Wednesday, 9 April 2014

Who Do We Trust Least?

When I wrote the last blog, "Who Is Going To Blink First?" I anticipated the issue of NATO becoming much more important as we came closer to the referendum in September. It is going to be more important than it might have been for the simple reason the SNP made it so. I don't expect the party supporters to accept the following argument, but many of them didn't accept it when I predicted the SNP was ready to do a deal on membership of NATO, but it happened nevertheless. Had the SNP stuck to its original policy of remaining outside of NATO, there would have been no question of expectations being raised, that a further deal could be made on retention of nuclear weapons on the Clyde.

It is no secret I have opposed much of the SNP's entire campaign strategy, although I will be among the first to congratulate them if Scots vote Yes. While I still believe that if we get a Yes vote and the SNP's platform is endorsed, we will still not have independence, I will continue to advocate a Yes vote and will vote Yes. This apparent contradiction is because of the question which will be asked in the referendum, "Should Scotland be an independent country?" I still cannot understand why anyone would vote "No" to that question, why they would rather have their country governed by another neighbouring country like rUK or, a Union of neighbouring countries like the EU. If the SNP's platform is endorsed and the vote is Yes, we will still have so many of the existing articles of the UK such as a currency union and Westminster control of the Scottish economy, that not even the most blinkered SNP member will be able to claim it is independence.

 This means that it will be necessary to campaign immediately to reverse those SNP policies which ensure we are not independent, a campaign which is not going to be a matter of a few months or perhaps even a few elections. Those who are seen as responsible for getting the Yes vote, will rightfully claim the spoils of their victory, perhaps for more than one term of office. Unless they have a complete Epiphany moment, little is likely to change on the grounds, "we must give the policies a fair chance" etc etc. Both Nicola Sturgeon and Blair Jenkins are on record as saying they hope the currency union lasts for many years. That is the reason I have been so vocal in my opposition to policies which I believe undermine, restrict or in any way reduce the independence of the Scottish people to have the kind of country they would prefer to have. Many of those who disagree with me have argued that all of the issues I have highlighted at various times, can be addressed as soon as we are "independent", by which they mean "get a "Yes" vote." They will soon find politics does not work like that and we run the risk of being stuck with what we start with for longer than they think.

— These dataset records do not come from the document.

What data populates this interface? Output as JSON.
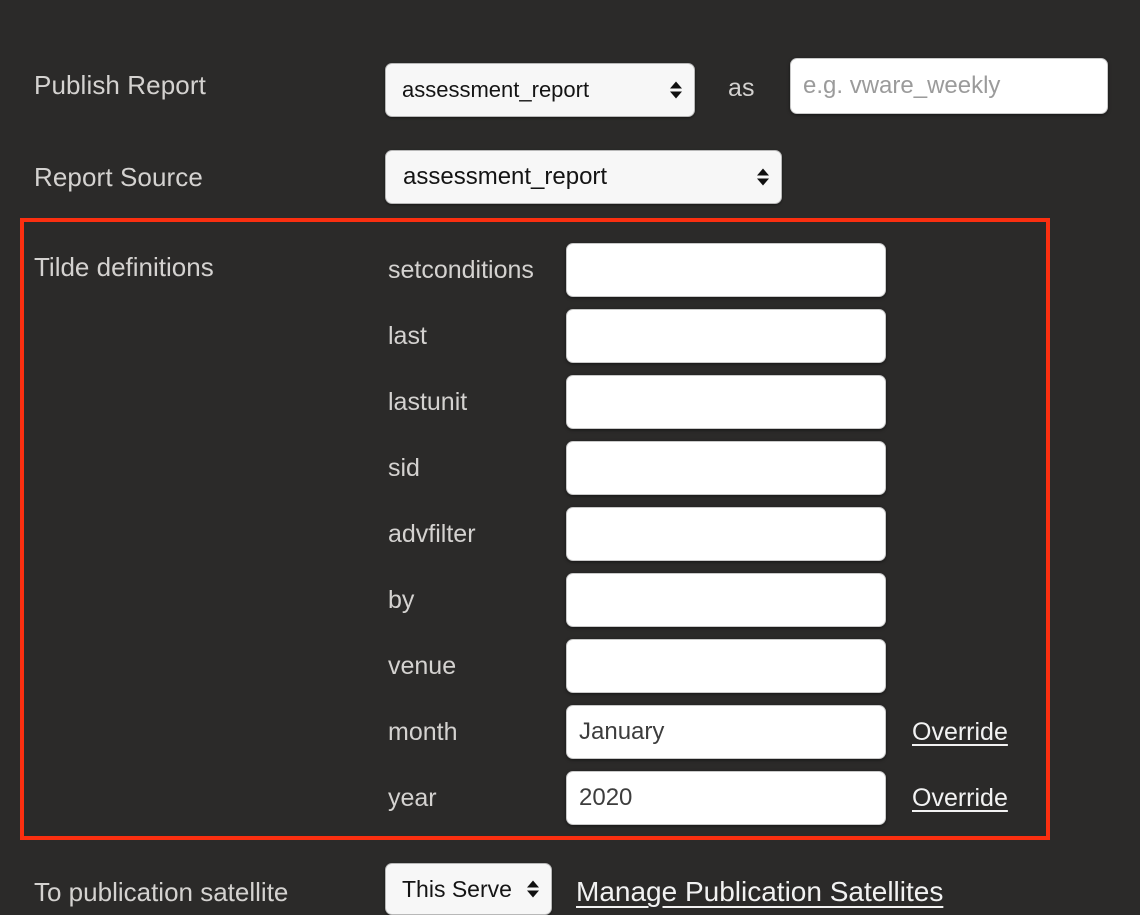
{
  "theme": {
    "background": "#2b2a29",
    "highlight_border": "#fb2f10",
    "label_color": "#d4d2d0",
    "input_background": "#ffffff",
    "link_color": "#f2f2f2"
  },
  "publish_report": {
    "label": "Publish Report",
    "source_select": {
      "value": "assessment_report",
      "options": [
        "assessment_report"
      ]
    },
    "as_label": "as",
    "name_input": {
      "value": "",
      "placeholder": "e.g. vware_weekly"
    }
  },
  "report_source": {
    "label": "Report Source",
    "select": {
      "value": "assessment_report",
      "options": [
        "assessment_report"
      ]
    }
  },
  "tilde_definitions": {
    "label": "Tilde definitions",
    "rows": [
      {
        "name": "setconditions",
        "value": "",
        "override_label": null
      },
      {
        "name": "last",
        "value": "",
        "override_label": null
      },
      {
        "name": "lastunit",
        "value": "",
        "override_label": null
      },
      {
        "name": "sid",
        "value": "",
        "override_label": null
      },
      {
        "name": "advfilter",
        "value": "",
        "override_label": null
      },
      {
        "name": "by",
        "value": "",
        "override_label": null
      },
      {
        "name": "venue",
        "value": "",
        "override_label": null
      },
      {
        "name": "month",
        "value": "January",
        "override_label": "Override"
      },
      {
        "name": "year",
        "value": "2020",
        "override_label": "Override"
      }
    ]
  },
  "publication_satellite": {
    "label": "To publication satellite",
    "select": {
      "value": "This Server",
      "options": [
        "This Server"
      ]
    },
    "manage_link": "Manage Publication Satellites"
  }
}
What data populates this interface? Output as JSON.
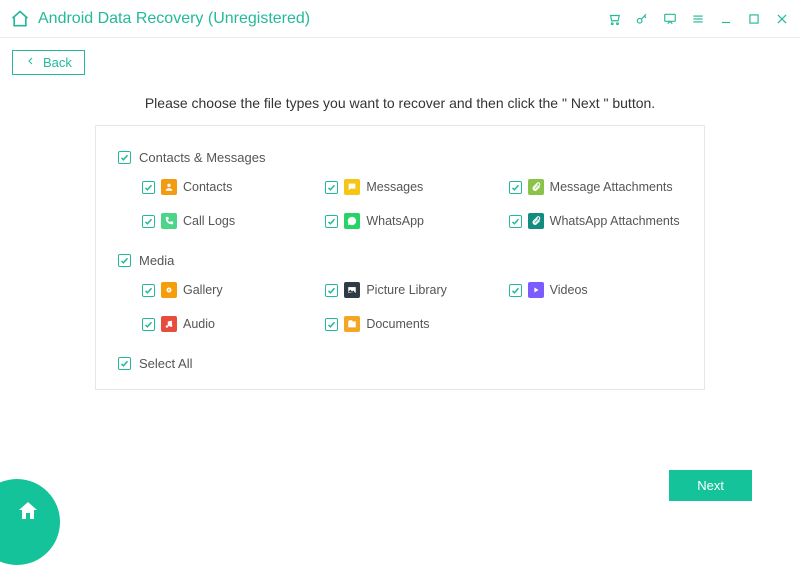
{
  "titlebar": {
    "title": "Android Data Recovery (Unregistered)"
  },
  "back": {
    "label": "Back"
  },
  "instruction": "Please choose the file types you want to recover and then click the \" Next \" button.",
  "section1": {
    "title": "Contacts & Messages",
    "contacts": "Contacts",
    "messages": "Messages",
    "message_attachments": "Message Attachments",
    "call_logs": "Call Logs",
    "whatsapp": "WhatsApp",
    "whatsapp_attachments": "WhatsApp Attachments"
  },
  "section2": {
    "title": "Media",
    "gallery": "Gallery",
    "picture_library": "Picture Library",
    "videos": "Videos",
    "audio": "Audio",
    "documents": "Documents"
  },
  "select_all": "Select All",
  "next": "Next"
}
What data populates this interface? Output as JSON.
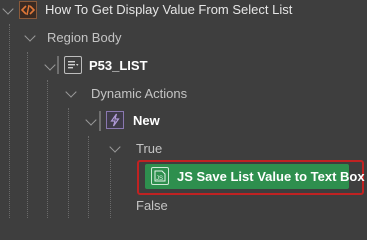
{
  "tree": {
    "page": {
      "label": "How To Get Display Value From Select List",
      "icon": "code-brackets-icon"
    },
    "region": {
      "label": "Region Body"
    },
    "item": {
      "label": "P53_LIST",
      "icon": "select-list-icon"
    },
    "dynamic_actions": {
      "label": "Dynamic Actions"
    },
    "event": {
      "label": "New",
      "icon": "lightning-icon"
    },
    "true_branch": {
      "label": "True"
    },
    "action": {
      "label": "JS Save List Value to Text Box",
      "icon": "javascript-file-icon",
      "selected": true
    },
    "false_branch": {
      "label": "False"
    }
  },
  "colors": {
    "background": "#3e3e3e",
    "page_icon": "#d2641e",
    "selected_action_bg": "#2e8f4e",
    "selection_outline": "#c02222",
    "event_icon": "#9b7fcc"
  }
}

I firmly believe the SNP has created the situation with which it is now faced, in relation to the currency union and NATO membership, by adopting a policy line on both which lays it open to pressure which could have been avoided. Pressure would have been applied even if the SNP had retained their opposition to NATO membership but the arguments would have been of the usual "isolation" variety. The difference would have been that the party or Scotland would have been in a much stronger position to have Trident removed, if it could be said we did not want to be a member of a defense/political organisation which has a "nuclear first strike" policy, a principled stance which can be defended. To be prepared to take up membership of NATO, while continuing to oppose nuclear weapons, rings as true and principled as Labour's opposition to nuclear weapons, but only when the whole world feels the same way. Scots will wait a long time before the USA and Russia decide to get rid of the nuclear deterrent. To emphasise that Trident will be removed only when it is "safe" is suspiciouly like a warning to Scots that they may have to wait a long time.

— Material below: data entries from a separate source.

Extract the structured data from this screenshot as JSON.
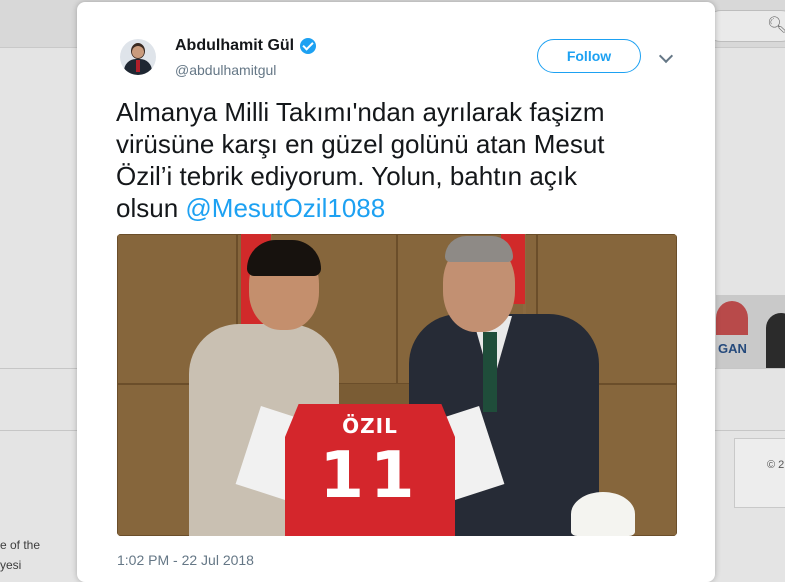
{
  "background": {
    "left_text": [
      "e of the",
      "yesi"
    ],
    "right_card_text": "© 2",
    "logo_fragment": "GAN"
  },
  "tweet": {
    "author_name": "Abdulhamit Gül",
    "author_handle": "@abdulhamitgul",
    "follow_label": "Follow",
    "text_lines": [
      "Almanya Milli Takımı'ndan ayrılarak faşizm",
      "virüsüne karşı en güzel golünü atan Mesut",
      "Özil’i tebrik ediyorum. Yolun, bahtın açık",
      "olsun "
    ],
    "mention": "@MesutOzil1088",
    "photo": {
      "jersey_name": "ÖZIL",
      "jersey_number": "11"
    },
    "timestamp": "1:02 PM - 22 Jul 2018"
  },
  "colors": {
    "accent": "#1da1f2",
    "text": "#14171a",
    "secondary": "#657786"
  },
  "icons": [
    "verified-badge-icon",
    "chevron-down-icon",
    "search-icon"
  ]
}
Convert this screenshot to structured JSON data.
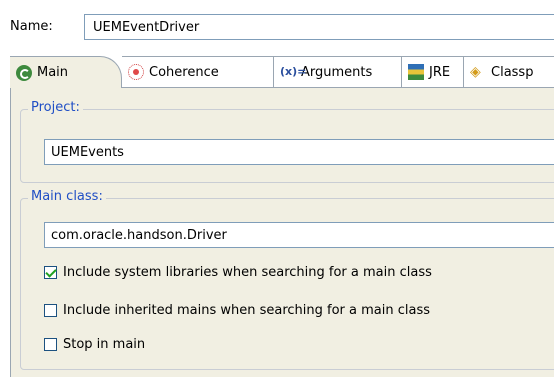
{
  "name_row": {
    "label": "Name:",
    "value": "UEMEventDriver"
  },
  "tabs": [
    {
      "label": "Main",
      "icon": "main-launch-icon",
      "active": true
    },
    {
      "label": "Coherence",
      "icon": "coherence-icon",
      "active": false
    },
    {
      "label": "Arguments",
      "icon": "arguments-icon",
      "icon_text": "(x)=",
      "active": false
    },
    {
      "label": "JRE",
      "icon": "jre-library-icon",
      "active": false
    },
    {
      "label": "Classp",
      "icon": "classpath-icon",
      "active": false
    }
  ],
  "project": {
    "title": "Project:",
    "value": "UEMEvents"
  },
  "main_class": {
    "title": "Main class:",
    "value": "com.oracle.handson.Driver"
  },
  "options": [
    {
      "label": "Include system libraries when searching for a main class",
      "checked": true
    },
    {
      "label": "Include inherited mains when searching for a main class",
      "checked": false
    },
    {
      "label": "Stop in main",
      "checked": false
    }
  ],
  "colors": {
    "panel_bg": "#f1efe2",
    "group_title": "#1f4ec5",
    "field_border": "#7f9db9",
    "check_mark": "#21a121"
  }
}
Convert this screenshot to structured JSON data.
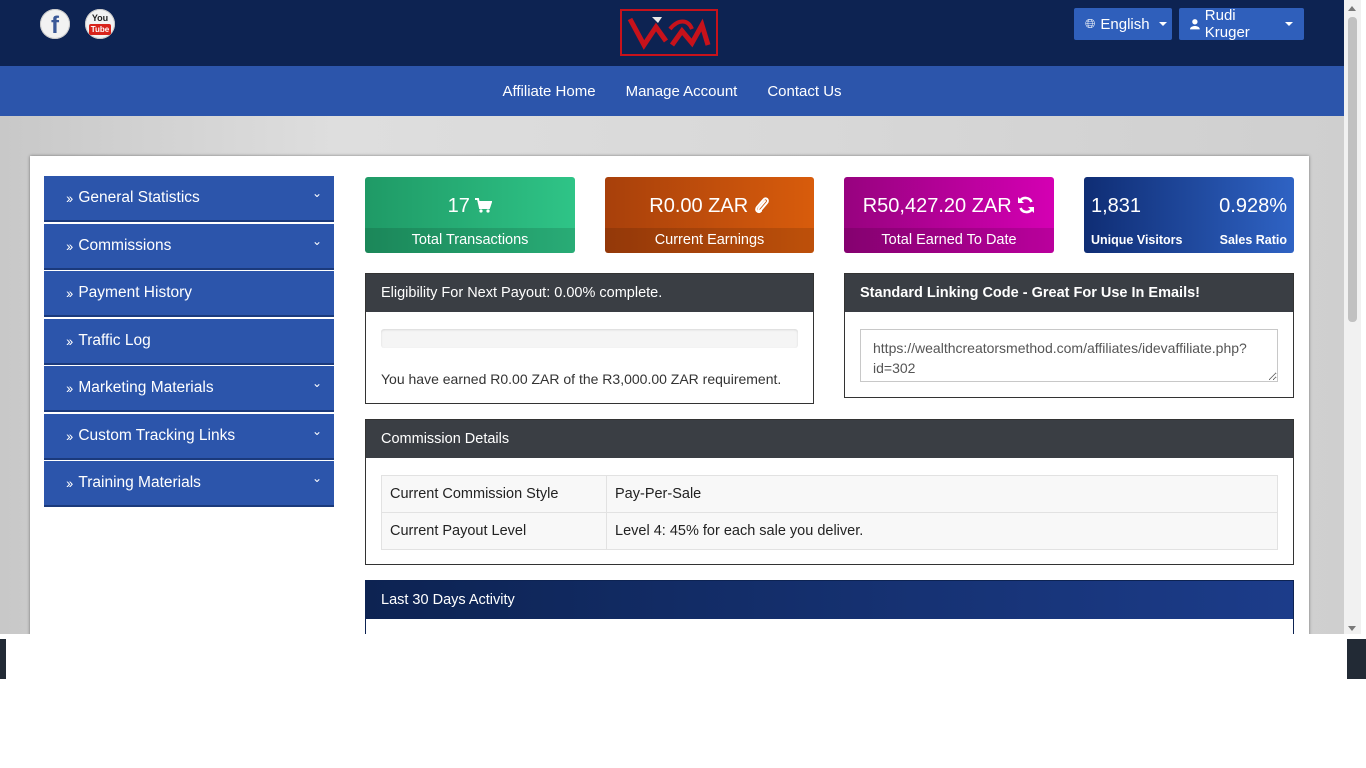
{
  "header": {
    "social": [
      {
        "name": "facebook",
        "glyph": "f"
      },
      {
        "name": "youtube",
        "line1": "You",
        "line2": "Tube"
      }
    ],
    "logo_text": "WCM",
    "language_label": "English",
    "user_label": "Rudi Kruger"
  },
  "nav": {
    "items": [
      "Affiliate Home",
      "Manage Account",
      "Contact Us"
    ]
  },
  "sidebar": {
    "items": [
      {
        "label": "General Statistics",
        "expandable": true
      },
      {
        "label": "Commissions",
        "expandable": true
      },
      {
        "label": "Payment History",
        "expandable": false
      },
      {
        "label": "Traffic Log",
        "expandable": false
      },
      {
        "label": "Marketing Materials",
        "expandable": true
      },
      {
        "label": "Custom Tracking Links",
        "expandable": true
      },
      {
        "label": "Training Materials",
        "expandable": true
      }
    ]
  },
  "stats": {
    "transactions": {
      "value": "17",
      "label": "Total Transactions",
      "icon": "cart-icon"
    },
    "current_earnings": {
      "value": "R0.00 ZAR",
      "label": "Current Earnings",
      "icon": "paperclip-icon"
    },
    "total_earned": {
      "value": "R50,427.20 ZAR",
      "label": "Total Earned To Date",
      "icon": "refresh-icon"
    },
    "visitors": {
      "value": "1,831",
      "label": "Unique Visitors",
      "ratio_value": "0.928%",
      "ratio_label": "Sales Ratio"
    }
  },
  "payout": {
    "title": "Eligibility For Next Payout: 0.00% complete.",
    "progress": 0.0,
    "text": "You have earned R0.00 ZAR of the R3,000.00 ZAR requirement."
  },
  "linking": {
    "title": "Standard Linking Code - Great For Use In Emails!",
    "code": "https://wealthcreatorsmethod.com/affiliates/idevaffiliate.php?id=302"
  },
  "commission": {
    "title": "Commission Details",
    "rows": [
      {
        "key": "Current Commission Style",
        "value": "Pay-Per-Sale"
      },
      {
        "key": "Current Payout Level",
        "value": "Level 4: 45% for each sale you deliver."
      }
    ]
  },
  "activity": {
    "title": "Last 30 Days Activity"
  },
  "colors": {
    "header_bg": "#0d2352",
    "nav_bg": "#2c55ab",
    "green": "#2fc487",
    "orange": "#d85c0c",
    "magenta": "#d400b3",
    "blue": "#2f63c4"
  }
}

Professor Phillips O'Brien, Director of the Centre for War Studies at Glasgow University thinks the SNP's White Paper gives a hint they would be willing to do a deal "which may prove unpopular with grassroots members". That may be wishful thinking on the part of the professor but is in line with the previous "leak" from the unknown minister and it clearly underlines the thought processes of some on the No side and is more than likely a fair indication of the conversations which have been taking place. The No side need the Clyde and the SNP thinks it needs a currency union. The obvious question is whose need is the greater? Alex Salmond has emphasised "we want to be good members of NATO" while reminding us that 24 members of the total 28, do not have nuclear weapons on their soil. How many of them had previously served as the only available base for one of the most potent nuclear weapons on earth? What does being "a good member of NATO" mean?

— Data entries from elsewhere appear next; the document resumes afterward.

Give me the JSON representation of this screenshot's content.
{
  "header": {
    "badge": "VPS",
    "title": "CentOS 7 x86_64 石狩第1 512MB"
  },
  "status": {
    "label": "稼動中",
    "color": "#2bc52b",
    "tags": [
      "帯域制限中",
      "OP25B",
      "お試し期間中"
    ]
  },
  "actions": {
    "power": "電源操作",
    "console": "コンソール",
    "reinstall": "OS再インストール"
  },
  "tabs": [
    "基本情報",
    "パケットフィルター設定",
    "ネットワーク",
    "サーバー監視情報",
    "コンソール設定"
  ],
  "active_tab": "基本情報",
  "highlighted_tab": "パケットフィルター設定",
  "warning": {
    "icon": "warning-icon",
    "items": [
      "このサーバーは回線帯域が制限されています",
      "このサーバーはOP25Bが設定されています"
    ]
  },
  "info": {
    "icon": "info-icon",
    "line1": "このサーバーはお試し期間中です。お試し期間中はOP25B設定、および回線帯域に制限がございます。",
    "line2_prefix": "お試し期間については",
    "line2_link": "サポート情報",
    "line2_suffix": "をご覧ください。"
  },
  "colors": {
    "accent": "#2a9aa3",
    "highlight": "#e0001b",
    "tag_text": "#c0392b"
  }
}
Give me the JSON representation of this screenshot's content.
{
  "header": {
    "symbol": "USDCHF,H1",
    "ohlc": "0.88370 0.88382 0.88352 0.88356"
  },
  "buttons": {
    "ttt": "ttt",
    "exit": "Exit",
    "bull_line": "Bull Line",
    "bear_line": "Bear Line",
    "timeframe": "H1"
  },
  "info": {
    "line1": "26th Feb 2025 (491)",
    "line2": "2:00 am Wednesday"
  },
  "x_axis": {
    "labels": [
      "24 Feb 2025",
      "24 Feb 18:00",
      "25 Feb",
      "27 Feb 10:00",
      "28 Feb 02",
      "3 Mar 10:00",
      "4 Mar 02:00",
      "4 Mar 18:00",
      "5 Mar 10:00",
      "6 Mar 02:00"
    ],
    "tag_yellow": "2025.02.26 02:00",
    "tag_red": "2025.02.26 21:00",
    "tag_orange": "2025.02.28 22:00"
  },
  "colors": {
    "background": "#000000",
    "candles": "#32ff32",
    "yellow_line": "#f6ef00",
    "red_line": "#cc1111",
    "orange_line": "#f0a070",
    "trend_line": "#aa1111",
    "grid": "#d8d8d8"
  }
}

The closer we get to the referendum date, the greater the pressure will be exerted and, as much else in politics, perception is what counts. How will the polls look much closer to polling day? How will each side react to the pressure. Which leadership do we trust least to do what is right?

1 comment:

  1. I picked up on the Scotsman story this morning in which Dr O'Brien was quoted and I was about to launch into a diatribe on the terribleness of the newspaper when I decided to contact Dr O'Brien by email. I have blogged about the article and his email reply here.

    He states that he is not anti-independence. Certainly I was impressed with his 20 minute BBC interview in September last year. He seemed to deal with the issues straightforwardly and with no obvious bias to either side.

    Now your post is much more about the politics of the situation rather than the detail of what Dr O'Brien did or did not say. I don't doubt that the closer we get to the referendum and the closer the polls become the more intense will become the scrutiny and the pressure to weaken our position. Hopefully, after the vote we will retain the strength but I fear weakness may prevail.